Narelle Graham: Is there a threat of nuclear war?
Simon Birmingham: Well, I don't think we should speculate or exaggerate the potential there. I guess the question you just asked me before the fact that Russia pursuing this invasion, but Ukraine is not a member of NATO, and so other countries have not responded by putting troops on the ground and providing those sorts of support mean that that type of escalation would seem highly unlikely. But what none of us know is what President Putin's ultimate objectives are and how far he would seek to push this. And that is that is the risk when we're dealing with dictators and autocrats in this sort of way. I mean, many of us grew up as the idea through the period of glasnost and the falling breaking of the Berlin Wall and the opening up of countries and economies, and a period of real hope that these sorts of conflicts and wars were behind us. And to now be in an environment where we see Europe with war happening on the continent again, with Russia behaving in this way with China and the attacks they've undertaken on their own people, the undermining of rights in Hong Kong and the militarisation of the South China Sea, these are all pointers to a much more troubling times than we had been expecting or hoping over the previous decades.
Narelle Graham: You and Prime Minister Scott Morrison met with the Australian Ukrainian community this morning. What did they ask of you?

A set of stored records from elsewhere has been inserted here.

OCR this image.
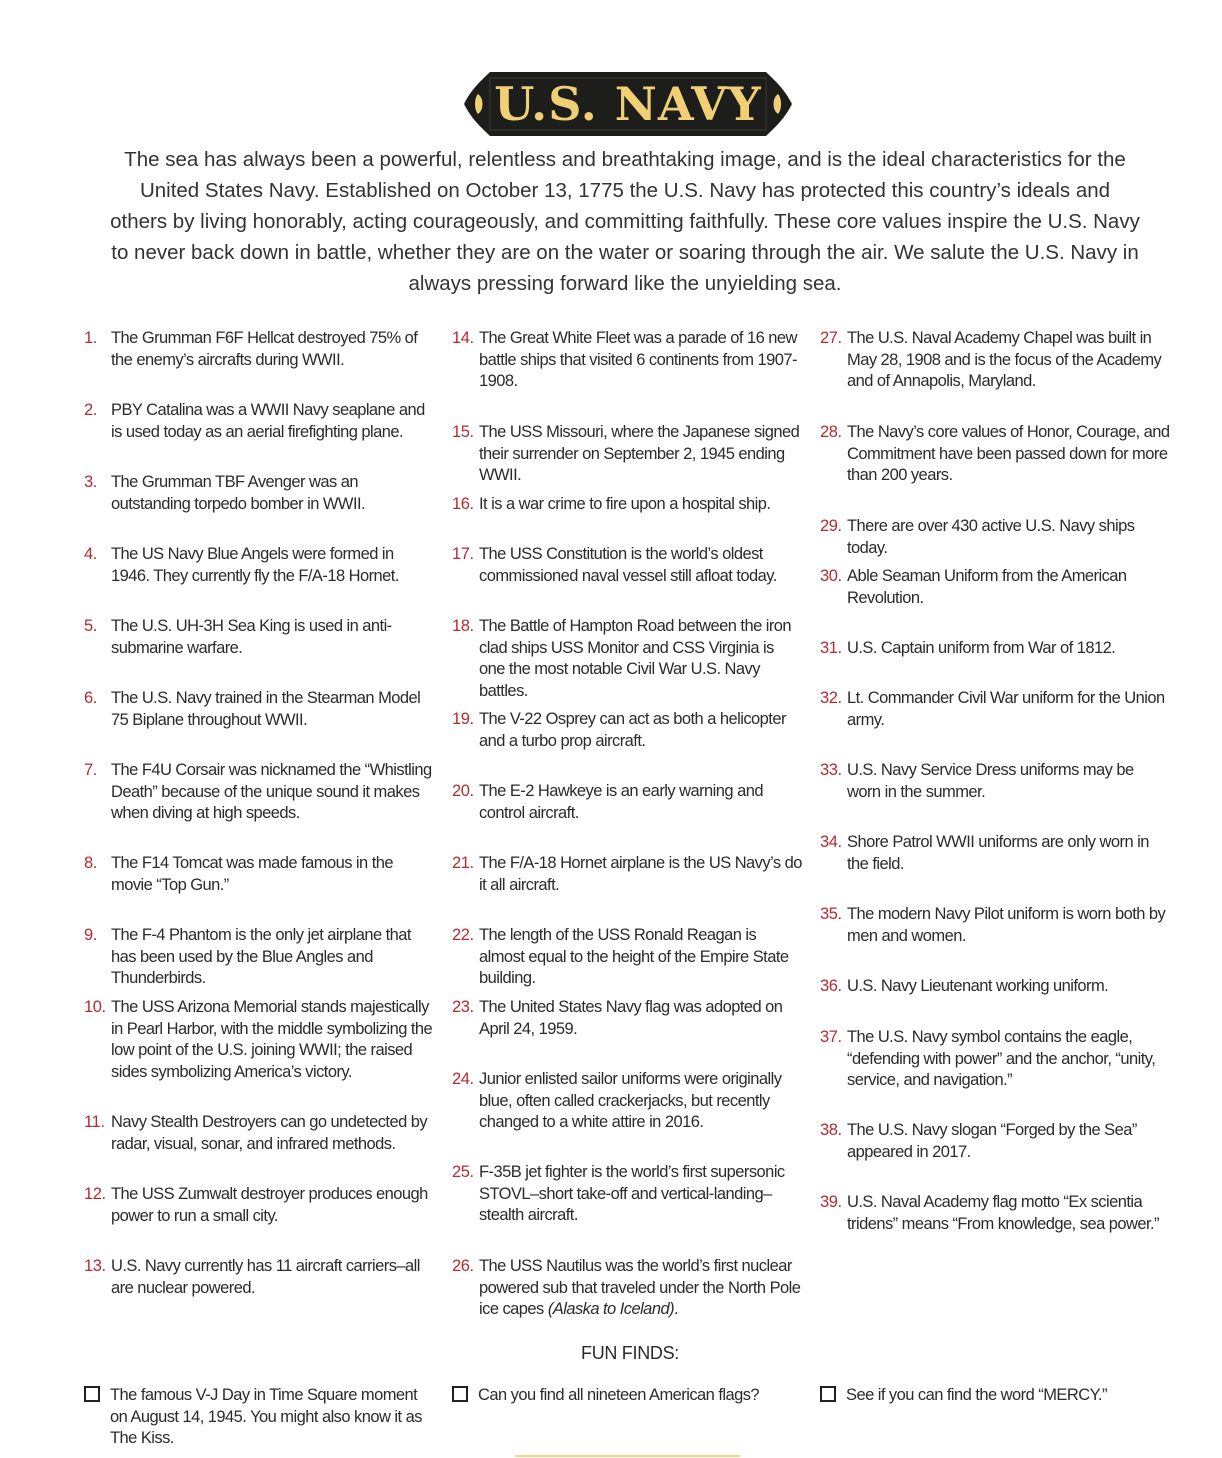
U.S. NAVY
The sea has always been a powerful, relentless and breathtaking image, and is the ideal characteristics for the United States Navy. Established on October 13, 1775 the U.S. Navy has protected this country’s ideals and others by living honorably, acting courageously, and committing faithfully. These core values inspire the U.S. Navy to never back down in battle, whether they are on the water or soaring through the air. We salute the U.S. Navy in always pressing forward like the unyielding sea.
1. The Grumman F6F Hellcat destroyed 75% of the enemy’s aircrafts during WWII.
2. PBY Catalina was a WWII Navy seaplane and is used today as an aerial firefighting plane.
3. The Grumman TBF Avenger was an outstanding torpedo bomber in WWII.
4. The US Navy Blue Angels were formed in 1946. They currently fly the F/A-18 Hornet.
5. The U.S. UH-3H Sea King is used in anti-submarine warfare.
6. The U.S. Navy trained in the Stearman Model 75 Biplane throughout WWII.
7. The F4U Corsair was nicknamed the “Whistling Death” because of the unique sound it makes when diving at high speeds.
8. The F14 Tomcat was made famous in the movie “Top Gun.”
9. The F-4 Phantom is the only jet airplane that has been used by the Blue Angles and Thunderbirds.
10. The USS Arizona Memorial stands majestically in Pearl Harbor, with the middle symbolizing the low point of the U.S. joining WWII; the raised sides symbolizing America’s victory.
11. Navy Stealth Destroyers can go undetected by radar, visual, sonar, and infrared methods.
12. The USS Zumwalt destroyer produces enough power to run a small city.
13. U.S. Navy currently has 11 aircraft carriers–all are nuclear powered.
14. The Great White Fleet was a parade of 16 new battle ships that visited 6 continents from 1907-1908.
15. The USS Missouri, where the Japanese signed their surrender on September 2, 1945 ending WWII.
16. It is a war crime to fire upon a hospital ship.
17. The USS Constitution is the world’s oldest commissioned naval vessel still afloat today.
18. The Battle of Hampton Road between the iron clad ships USS Monitor and CSS Virginia is one the most notable Civil War U.S. Navy battles.
19. The V-22 Osprey can act as both a helicopter and a turbo prop aircraft.
20. The E-2 Hawkeye is an early warning and control aircraft.
21. The F/A-18 Hornet airplane is the US Navy’s do it all aircraft.
22. The length of the USS Ronald Reagan is almost equal to the height of the Empire State building.
23. The United States Navy flag was adopted on April 24, 1959.
24. Junior enlisted sailor uniforms were originally blue, often called crackerjacks, but recently changed to a white attire in 2016.
25. F-35B jet fighter is the world’s first supersonic STOVL–short take-off and vertical-landing–stealth aircraft.
26. The USS Nautilus was the world’s first nuclear powered sub that traveled under the North Pole ice capes (Alaska to Iceland).
27. The U.S. Naval Academy Chapel was built in May 28, 1908 and is the focus of the Academy and of Annapolis, Maryland.
28. The Navy’s core values of Honor, Courage, and Commitment have been passed down for more than 200 years.
29. There are over 430 active U.S. Navy ships today.
30. Able Seaman Uniform from the American Revolution.
31. U.S. Captain uniform from War of 1812.
32. Lt. Commander Civil War uniform for the Union army.
33. U.S. Navy Service Dress uniforms may be worn in the summer.
34. Shore Patrol WWII uniforms are only worn in the field.
35. The modern Navy Pilot uniform is worn both by men and women.
36. U.S. Navy Lieutenant working uniform.
37. The U.S. Navy symbol contains the eagle, “defending with power” and the anchor, “unity, service, and navigation.”
38. The U.S. Navy slogan “Forged by the Sea” appeared in 2017.
39. U.S. Naval Academy flag motto “Ex scientia tridens” means “From knowledge, sea power.”
FUN FINDS:
The famous V-J Day in Time Square moment on August 14, 1945. You might also know it as The Kiss.
Can you find all nineteen American flags?	See if you can find the word “MERCY.”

Simon Birmingham: They asked us to be firm and clear in our language to call it out for what it is in terms of an assault and a war on Ukraine to make sure that we don't have any curry with this idea that there is any justification at all. And we've been very firm in that, and they asked us to keep pushing other nations in terms of sanctions. Australia will go as hard and as far as we can, acting in concert with others, as we've discussed before. Australia acting on our own in this space is not going to achieve terribly much given the limited scale of economic engagement between Australia and Russia. But we will continue to give maximum support to the US and other countries across the Americas and Europe to go as hard as they can in terms of those financial sanctions against individuals, those travel bans against individuals and extending that out. The prime minister has called for to financial transactions and systems that could really hurt and cripple financial transactions across Russia if the swift payment system were brought to a standstill for Russia or pressure. The Russian people will see in terms of the cancellation of major events that the Formula One Grand Prix should not go ahead in Russia and that we should see leadership from those international sporting organisations to extract the type of reaction from the Russian people that occurred. If we go back in time in South Africa dealing with apartheid, these sorts of responses can peacefully yield results. They may not do so in a matter of days, but over time they can apply the type of pressure that the best outcome.
Narelle Graham: Simon Birmingham, thank you. We'll have to leave it there, but I appreciate it.
Simon Birmingham: Thanks, Narelle. My pleasure.